Every feature behind a flag needs at least two test cases - one with the flag enabled and one disabled. Use a pytest fixture that patches flag_enabled:
import pytest
@pytest.fixture(params=[True, False])
def new_checkout_flag(request, monkeypatch):
monkeypatch.setenv("FLAG_NEW_CHECKOUT", str(request.param).lower())
return request.param
def test_checkout_flow(new_checkout_flag):
if new_checkout_flag:
assert checkout_page() == "new_layout"
else:
assert checkout_page() == "classic_layout"You should also set up a CI gate for expired flags. Write a pre-commit hook or CI step that parses flags.json, checks each flag’s expires date, and fails the build when any flag is past its expiration:
"""check_expired_flags.py - CI gate for flag expiry."""
import json
import sys
from datetime import date
with open("flags.json") as f:
config = json.load(f)
expired = []
for name, flag in config["flags"].items():
if flag.get("expires"):
if date.fromisoformat(flag["expires"]) < date.today():
expired.append(f" {name} (expired {flag['expires']})")
if expired:
print("Expired feature flags found:")
print("\n".join(expired))
sys.exit(1)Removing a flag safely takes five steps: (1) set rollout to 100% for at least two weeks, (2) verify no errors or rollbacks during that period, (3) remove the flag_enabled check from the code, (4) remove the flag entry from flags.json, (5) deploy. Do not skip step 1 - running at full rollout proves the feature is stable before you remove the safety net.

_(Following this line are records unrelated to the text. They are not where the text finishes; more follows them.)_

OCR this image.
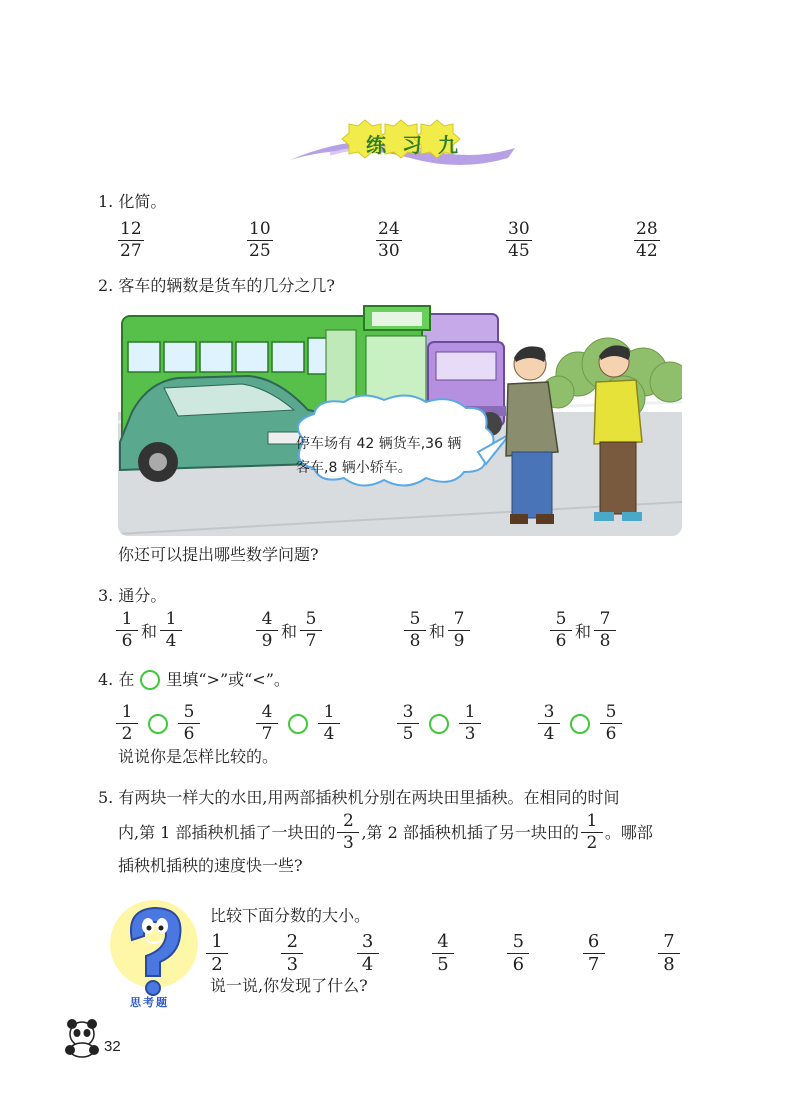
练 习 九
1. 化简。
$\frac{12}{27}$	$\frac{10}{25}$	$\frac{24}{30}$	$\frac{30}{45}$	$\frac{28}{42}$
2. 客车的辆数是货车的几分之几?
停车场有 42 辆货车,36 辆
客车,8 辆小轿车。
你还可以提出哪些数学问题?
3. 通分。
$\frac{1}{6}$ 和 $\frac{1}{4}$	$\frac{4}{9}$ 和 $\frac{5}{7}$	$\frac{5}{8}$ 和 $\frac{7}{9}$	$\frac{5}{6}$ 和 $\frac{7}{8}$
4. 在 里填“>”或“<”。
$\frac{1}{2} \frac{5}{6}$	$\frac{4}{7} \frac{1}{4}$	$\frac{3}{5} \frac{1}{3}$	$\frac{3}{4} \frac{5}{6}$
说说你是怎样比较的。
5. 有两块一样大的水田,用两部插秧机分别在两块田里插秧。在相同的时间
内,第 1 部插秧机插了一块田的 $\frac{2}{3}$ ,第 2 部插秧机插了另一块田的 $\frac{1}{2}$ 。哪部
插秧机插秧的速度快一些?
思考题
比较下面分数的大小。
$\frac{1}{2}$	$\frac{2}{3}$	$\frac{3}{4}$	$\frac{4}{5}$	$\frac{5}{6}$	$\frac{6}{7}$	$\frac{7}{8}$
说一说,你发现了什么?
32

Track flag count as a project metric. If a single service has more than 20 active flags, you have flag debt. Set a team policy: every sprint, remove at least one expired flag. Make it part of your definition of done.
After removing a flag from flags.json, stale calls to flag_enabled("removed_flag") will silently return False (fail closed). Write a custom Ruff
or flake8 rule that cross-references flag_enabled() calls against the keys in flags.json and flags any mismatches during CI.
DIY Flags vs. the Alternatives
| Feature | DIY (this post) | LaunchDarkly | Unleash (OSS) | Flipt | OpenFeature SDK |
|---|---|---|---|---|---|
| Cost | Free | From $12/svc/mo + MAU | Free (self-host) or $75/seat/mo | Free (GPL-3.0) | Free (CNCF) |
| Setup time | 30 minutes | 1-2 hours | 1-2 hours | 30-60 minutes | Varies by provider |
| Dashboard | None (JSON + CLI) | Full web UI | Web UI | Web UI + GitOps | Depends on provider |
| A/B testing | Percentage rollout only | Built-in with analytics | Basic via strategies | No | Provider-dependent |
| Audit log | Manual (git history) | Built-in | Built-in | Git history | Provider-dependent |
| Multi-language SDKs | Build per language | 25+ SDKs | 15+ SDKs | Go, REST, gRPC | Standardized across languages |
| Vendor lock-in | None | High | Low (OSS core) | None | None (vendor-neutral spec) |
| External dependency | None | Yes (SaaS) | Optional (self-host) | None (single binary) | Depends on provider |
OpenFeature is worth knowing about. It is a CNCF incubating project that defines a vendor-neutral API for feature flagging. If you build your DIY system today but think you might migrate to a commercial platform later, implementing the OpenFeature provider interface means your application code never changes - you just swap the backend. Flipt already supports OpenFeature natively, and most commercial platforms have adapters.
The DIY approach works best when you have fewer than 50 flags, a small team (under 20 developers), and you value control over convenience. Once you exceed those thresholds, the audit logging, role-based access, and dashboard features of commercial platforms start earning their cost.